I have been thinking a lot about the contrversy over Houston's equal rights ordinance and its prohibition against discrimination on the basis of gender identity.
This is important stuff. What we do about this as a city will powerfully affect many people, and how we talk about it as Christians will affect all of us, because it brings up all sorts of questions about what it means to be human, and about the very nature of the gospel.
You can read my general thoughts here and here.
As I argued in my third post on the topic, I don't think that our children's physical safety is affected by which bathroom gender nonconformists use.
Now I want to talk about emotional and spiritual safety.
Let me start out by saying that privacy matters. Locker rooms and urinals present real logistical challenges, particularly in schools, and if institutions cannot meet those challenges in a way that provides sufficient privacy for everyone, that's a problem. A really big problem.
But I'm confident that those challenges are surmountable, precisely because of all the horror stories I've read about the emotional harm these policies inflict on children.
You see, almost every one of those anecdotes tells a story about an institution creatively and successfully making the changes necessary to give everyone privacy.
But that wasn't good enough. The authors of those anecdotes didn't just want to protect kids from indecent exposure, but also from the very idea that some people have complicated gender identities.
The problem is, we can't actually do that.
If your child is aware enough ask you why there's a man in the ladies room, you can bet that she's also aware enough to be perplexed by gender ambiguity in any context. Bathrooms have nothing to do with it.
As parents, we have just two choices: talk about it, or don't talk about it.
Talking about it can be scary, but not talking about it is what's dangerous.
If we let our fear keep us from talking with our kids about these things, we will lose the opportunity to guide them through whatever ethical decisions they may face. Statistically speaking, any one of our kids is unlikely to face tough decisions about his or her own gender, but each of them will almost certainly face decisions about how to respond to peers who don't fit into tidy gender categories. And almost all of our kids will face decisions about bullying.

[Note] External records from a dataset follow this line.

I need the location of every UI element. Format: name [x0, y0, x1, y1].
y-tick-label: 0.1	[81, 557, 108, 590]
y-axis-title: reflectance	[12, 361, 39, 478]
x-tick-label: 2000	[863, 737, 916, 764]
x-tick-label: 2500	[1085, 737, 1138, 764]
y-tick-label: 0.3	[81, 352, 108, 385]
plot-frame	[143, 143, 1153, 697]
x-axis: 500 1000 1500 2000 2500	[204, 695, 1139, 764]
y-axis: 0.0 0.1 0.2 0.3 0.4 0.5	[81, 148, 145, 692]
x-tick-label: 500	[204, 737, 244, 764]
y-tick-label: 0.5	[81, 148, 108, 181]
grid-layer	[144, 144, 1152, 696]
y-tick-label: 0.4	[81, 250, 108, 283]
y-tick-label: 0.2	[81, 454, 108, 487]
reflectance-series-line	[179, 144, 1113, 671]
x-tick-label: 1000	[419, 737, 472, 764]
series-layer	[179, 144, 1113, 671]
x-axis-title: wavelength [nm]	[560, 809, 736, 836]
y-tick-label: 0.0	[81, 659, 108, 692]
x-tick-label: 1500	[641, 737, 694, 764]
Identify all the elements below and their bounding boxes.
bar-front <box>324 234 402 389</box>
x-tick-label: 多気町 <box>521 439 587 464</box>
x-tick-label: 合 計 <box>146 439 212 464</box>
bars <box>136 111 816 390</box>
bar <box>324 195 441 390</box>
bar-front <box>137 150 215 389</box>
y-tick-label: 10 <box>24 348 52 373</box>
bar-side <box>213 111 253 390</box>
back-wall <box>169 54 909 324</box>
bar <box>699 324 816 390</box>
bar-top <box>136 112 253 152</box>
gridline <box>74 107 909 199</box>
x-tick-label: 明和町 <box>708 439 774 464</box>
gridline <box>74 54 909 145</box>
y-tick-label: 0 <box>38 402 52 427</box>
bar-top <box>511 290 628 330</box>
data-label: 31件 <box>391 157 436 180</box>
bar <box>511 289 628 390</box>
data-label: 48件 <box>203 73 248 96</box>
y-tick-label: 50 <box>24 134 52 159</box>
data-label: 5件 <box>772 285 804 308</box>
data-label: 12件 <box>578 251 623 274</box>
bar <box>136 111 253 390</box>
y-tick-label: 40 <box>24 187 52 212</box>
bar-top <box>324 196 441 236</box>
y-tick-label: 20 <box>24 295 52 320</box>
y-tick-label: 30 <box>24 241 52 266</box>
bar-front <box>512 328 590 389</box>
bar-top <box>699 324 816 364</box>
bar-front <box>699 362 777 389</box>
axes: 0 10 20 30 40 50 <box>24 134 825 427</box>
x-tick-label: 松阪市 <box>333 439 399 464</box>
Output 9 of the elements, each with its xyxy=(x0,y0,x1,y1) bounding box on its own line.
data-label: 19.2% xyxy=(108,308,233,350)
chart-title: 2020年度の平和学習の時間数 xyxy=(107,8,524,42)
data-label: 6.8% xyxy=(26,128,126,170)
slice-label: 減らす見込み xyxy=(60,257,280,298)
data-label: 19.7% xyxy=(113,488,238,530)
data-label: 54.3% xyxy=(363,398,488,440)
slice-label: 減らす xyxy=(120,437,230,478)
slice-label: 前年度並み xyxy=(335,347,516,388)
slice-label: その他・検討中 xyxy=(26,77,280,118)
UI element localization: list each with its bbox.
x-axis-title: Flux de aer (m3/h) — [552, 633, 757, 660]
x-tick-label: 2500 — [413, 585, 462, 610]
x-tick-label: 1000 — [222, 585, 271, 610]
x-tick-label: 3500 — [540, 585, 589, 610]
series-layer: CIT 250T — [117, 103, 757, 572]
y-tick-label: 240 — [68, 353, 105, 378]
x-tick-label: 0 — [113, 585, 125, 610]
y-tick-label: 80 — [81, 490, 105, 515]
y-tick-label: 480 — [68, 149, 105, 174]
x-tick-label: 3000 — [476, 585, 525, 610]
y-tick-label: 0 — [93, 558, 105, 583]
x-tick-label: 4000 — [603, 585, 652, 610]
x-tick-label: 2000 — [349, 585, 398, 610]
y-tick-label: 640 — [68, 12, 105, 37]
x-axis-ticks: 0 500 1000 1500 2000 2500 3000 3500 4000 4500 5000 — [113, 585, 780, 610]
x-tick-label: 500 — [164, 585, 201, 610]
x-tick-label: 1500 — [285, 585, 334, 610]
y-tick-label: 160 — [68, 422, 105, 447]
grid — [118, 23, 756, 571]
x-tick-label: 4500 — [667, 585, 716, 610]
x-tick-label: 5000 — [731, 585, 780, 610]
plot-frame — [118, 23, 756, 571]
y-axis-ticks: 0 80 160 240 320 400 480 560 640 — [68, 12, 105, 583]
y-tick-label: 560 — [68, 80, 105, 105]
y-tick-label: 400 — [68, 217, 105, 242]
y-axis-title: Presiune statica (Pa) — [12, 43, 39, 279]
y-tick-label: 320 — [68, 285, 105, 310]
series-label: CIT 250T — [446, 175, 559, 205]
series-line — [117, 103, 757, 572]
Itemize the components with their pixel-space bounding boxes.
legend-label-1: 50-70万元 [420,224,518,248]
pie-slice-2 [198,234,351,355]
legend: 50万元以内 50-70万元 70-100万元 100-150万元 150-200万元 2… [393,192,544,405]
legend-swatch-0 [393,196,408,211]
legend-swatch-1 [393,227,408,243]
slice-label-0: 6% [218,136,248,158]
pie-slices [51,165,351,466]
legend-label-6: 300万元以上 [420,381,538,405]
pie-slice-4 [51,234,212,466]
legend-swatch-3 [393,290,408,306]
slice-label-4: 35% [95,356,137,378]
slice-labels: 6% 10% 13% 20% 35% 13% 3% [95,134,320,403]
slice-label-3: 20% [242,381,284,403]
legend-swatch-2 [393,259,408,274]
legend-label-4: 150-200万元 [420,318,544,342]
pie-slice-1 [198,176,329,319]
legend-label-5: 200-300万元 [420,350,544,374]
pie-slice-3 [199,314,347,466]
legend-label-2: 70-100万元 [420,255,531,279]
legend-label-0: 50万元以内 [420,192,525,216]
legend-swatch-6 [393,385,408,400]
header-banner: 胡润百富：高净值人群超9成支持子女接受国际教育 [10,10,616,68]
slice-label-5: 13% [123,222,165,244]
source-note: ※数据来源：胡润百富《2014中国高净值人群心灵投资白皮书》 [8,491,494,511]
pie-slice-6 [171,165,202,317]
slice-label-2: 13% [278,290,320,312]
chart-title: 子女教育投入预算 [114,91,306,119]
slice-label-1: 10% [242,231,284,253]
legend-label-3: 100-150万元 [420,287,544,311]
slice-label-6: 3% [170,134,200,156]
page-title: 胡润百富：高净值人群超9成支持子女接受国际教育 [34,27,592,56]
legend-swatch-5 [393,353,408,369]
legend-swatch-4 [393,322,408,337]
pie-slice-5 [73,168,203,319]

As I look back on my own childhood, I'm haunted by my cowardice; cowardice rooted in confusion. I didn't know what to do, so I stood by and didn't do anything at all.
I want to spare my kids that kind of guilt. I want to make sure that I'm alert and present to teach them how to love people they don't understand. Even people that they suspect of bad choices.
And if any of my kids do struggle with gender, I definitely want them to talk with me about it.
We cannot protect our children from finding out that they live in a complicated world, but by the grace of God, perhaps we can equip them to live wisely and well, and above all to love. At any rate, we have to try. We must not fail to keep watch over their souls.